In case of crop production, the output of major crops such as rice, wheat and sugarcane had fluctuated owing to decline in their area of cultivation and stagnation in yield, said Mylswamy Annadurai, Project Director, Chandrayan, ISRO, Bangalore, here on Monday.

He was speaking at the 30th convocation of Tamil Nadu Agricultural University (TNAU), which was presided over by the Governor of Tamil Nadu and Chancellor of TNAU, Surjit Singh Barnala. In total, 1,090 students received the degrees including UG, PG courses and doctorate programmes in person and in absentia.

Mr. Annadurai pointed out that the compound growth rate of rice production was 3.6 per cent during 1980-81 to 1989-90 and it came down to 1.9 per cent during 2000-01 to 2007-08. In the case of sugarcane, extreme variability in the acreage and production over the years had been a matter of concern.

He said that in the case of pulses, production had not kept pace with the demand leading to a rise in the prices. The share of agriculture in gross domestic product had registered a steady decline from 36.4 per cent in 1982-83 to 17.8 per cent in 2007-08. Yet, the sector continued to support more than half a billion people providing employment to 52 per cent of the workforce.

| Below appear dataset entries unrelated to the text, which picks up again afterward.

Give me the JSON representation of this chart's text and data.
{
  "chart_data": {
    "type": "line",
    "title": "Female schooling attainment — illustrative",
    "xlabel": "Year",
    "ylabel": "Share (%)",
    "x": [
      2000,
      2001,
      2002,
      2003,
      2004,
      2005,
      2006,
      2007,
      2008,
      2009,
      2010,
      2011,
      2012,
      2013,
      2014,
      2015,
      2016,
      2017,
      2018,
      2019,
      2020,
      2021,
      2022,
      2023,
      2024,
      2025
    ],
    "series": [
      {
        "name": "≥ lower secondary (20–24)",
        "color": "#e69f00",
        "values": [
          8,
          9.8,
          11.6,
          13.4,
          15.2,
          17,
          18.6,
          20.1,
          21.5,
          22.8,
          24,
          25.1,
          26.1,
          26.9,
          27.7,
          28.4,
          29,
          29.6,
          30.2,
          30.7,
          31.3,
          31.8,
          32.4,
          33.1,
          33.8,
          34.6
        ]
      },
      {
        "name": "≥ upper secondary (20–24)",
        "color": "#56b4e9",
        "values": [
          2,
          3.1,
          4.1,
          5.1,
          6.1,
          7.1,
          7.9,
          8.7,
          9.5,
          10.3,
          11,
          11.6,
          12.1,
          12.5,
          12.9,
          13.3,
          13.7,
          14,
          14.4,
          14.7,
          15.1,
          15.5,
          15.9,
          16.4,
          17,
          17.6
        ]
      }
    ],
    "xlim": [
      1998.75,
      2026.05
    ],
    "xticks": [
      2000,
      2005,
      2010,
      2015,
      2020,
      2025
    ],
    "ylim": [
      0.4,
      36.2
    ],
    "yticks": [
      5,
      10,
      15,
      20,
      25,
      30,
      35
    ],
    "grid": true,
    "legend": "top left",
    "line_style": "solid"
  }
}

However, in 2008-09, the growth originating from agriculture and allied activities declined to 1.6 per cent which was far below the target of 4 per cent. The growth in the agriculture sector, though lower than that of non-agriculture sector, remained higher than the growth of population. Between 1950-51 and 2006-07, the production of food grains increased at an annual average rate of 2.5 per cent compared to the growth of population with an average of 2.1 per cent. As a result, India almost became self-sufficient in food grains and there were hardly any imports during 1976-77 to 2005-06, except occasionally.

On the marketing front, inadequacies in infrastructure coupled with competition arising out of the liberalisation policies posed formidable challenges to the Indian farmers. The need of the hour was action from science and technology and educational institutions to plan resources and capacity building programmes. He appreciated the drastic reduction in the quantum usage of insecticides against ball worms. This led to the rapid spread of Bt Cotton cultivation in many parts of India since 2002.

Mr. Annadurai said four different Bt Brinjal varieties were yet to be released. Field test results showed that Bt Brinjal required lesser pesticide application. It was considered an eco-friendly technology. The Genetic Engineering Approval Committee of the Government of India had recommended Bt Brinjal for commercial cultivation. Bt Brinjal now awaited approval from the Ministry of Environment and Forests.

Pro-Chancellor and Agriculture Minister S. Veerapandi Arumugam announced the institution of five endowments by various professors and associations to be given away to meritorious students in various faculties from the next academic year.